By Anonymous on Monday, March 12, 2001 - 07:17 pm :

I am having trouble with this question.

From the identity sin(Z + W) = sinZcosW + cosZsinW
find the corresponding identity for sinh(Z + W). thanks.

By Kerwin Hui (Kwkh2) on Tuesday, March 13, 2001 - 02:03 pm :

Do you know anything about complex numbers? If so, use the result

sin (ix) = i sinh x
cos (ix) = cosh x

If not, please write back.

Kerwin

By Anonymous on Tuesday, March 13, 2001 - 02:09 pm :

I haven't done a lot of complex number work, but have seen the result you have stated. However, I am still not sure how these results can be used to show what we are looking for.
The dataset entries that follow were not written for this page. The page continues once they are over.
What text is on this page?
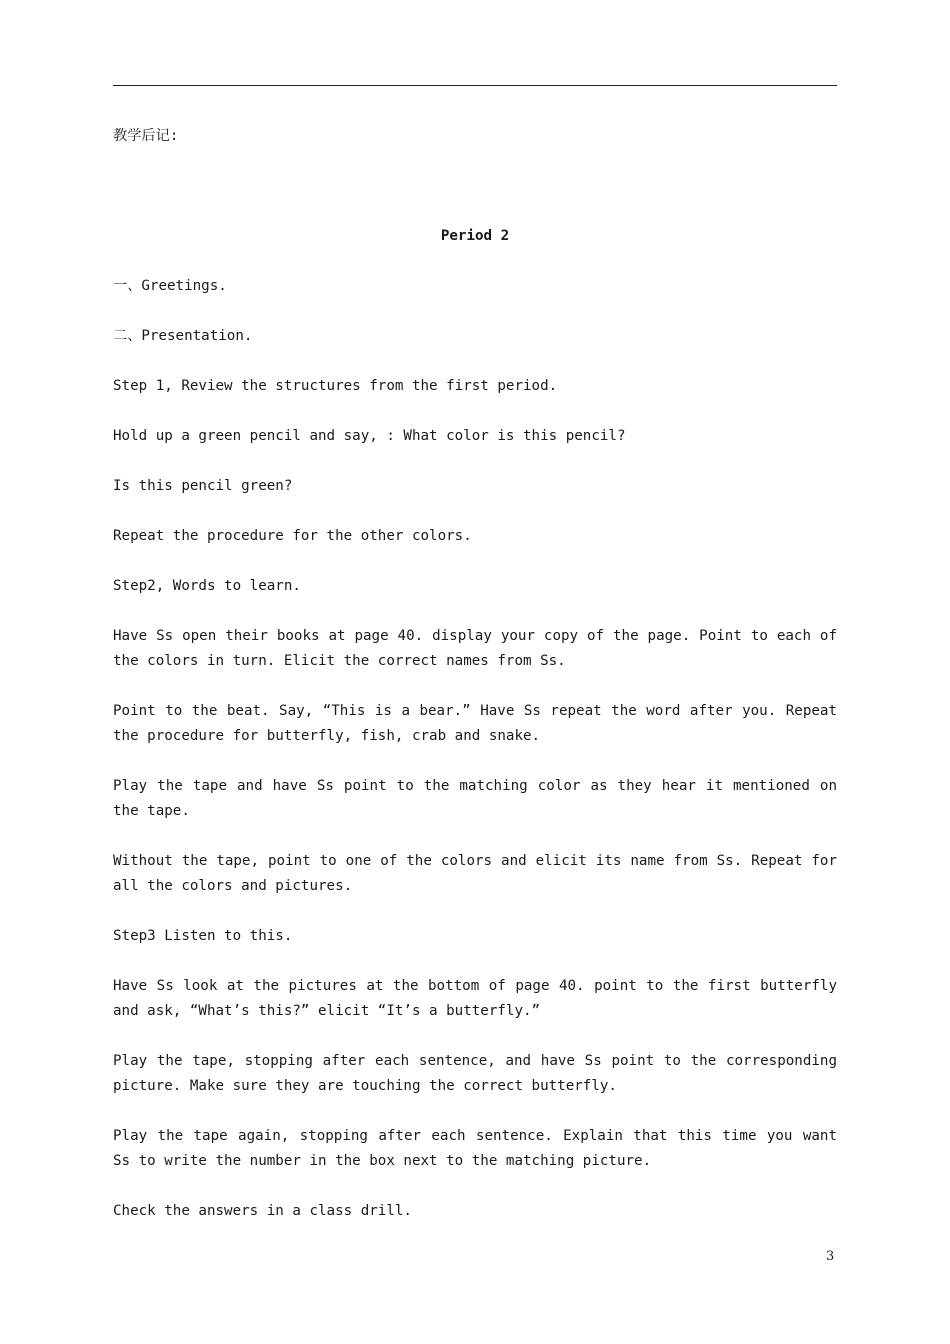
教学后记:

Period 2

一、Greetings.

二、Presentation.

Step 1, Review the structures from the first period.

Hold up a green pencil and say, : What color is this pencil?

Is this pencil green?

Repeat the procedure for the other colors.

Step2, Words to learn.

Have Ss open their books at page 40. display your copy of the page. Point to each of the colors in turn. Elicit the correct names from Ss.

Point to the beat. Say, “This is a bear.” Have Ss repeat the word after you. Repeat the procedure for butterfly, fish, crab and snake.

Play the tape and have Ss point to the matching color as they hear it mentioned on the tape.

Without the tape, point to one of the colors and elicit its name from Ss. Repeat for all the colors and pictures.

Step3 Listen to this.

Have Ss look at the pictures at the bottom of page 40. point to the first butterfly and ask, “What’s this?” elicit “It’s a butterfly.”

Play the tape, stopping after each sentence, and have Ss point to the corresponding picture. Make sure they are touching the correct butterfly.

Play the tape again, stopping after each sentence. Explain that this time you want Ss to write the number in the box next to the matching picture.

Check the answers in a class drill.

3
Your help is appreciated.

By Kerwin Hui (Kwkh2) on Tuesday, March 13, 2001 - 04:13 pm :

OK, a way without using complex numbers is to use the definition of sinh and cosh to prove that

$\sinh (A + B) \equiv \sinh A \cosh B + \cosh A \sinh B$

Kerwin

By Anonymous on Wednesday, March 14, 2001 - 01:10 am :

thanks

By The Editor :

A bit more elaboration on the two methods above:

sinh(Z+W)=(1/i)sin(iZ+iW) from Kerwin's identities
Expand this using the sin identity, to get seomthing in terms of cos(iZ), cos(iW), sin(iZ), etc.
Now use Kerwin's identities to turn those into coshZ, coshW, sinh(Z), etc.
Use the definitions sinhx=(e^x -e^-x )/2, coshx=(e^x +e^-x )/2 on the right-hand side of the identity, and it should simplify to what you need.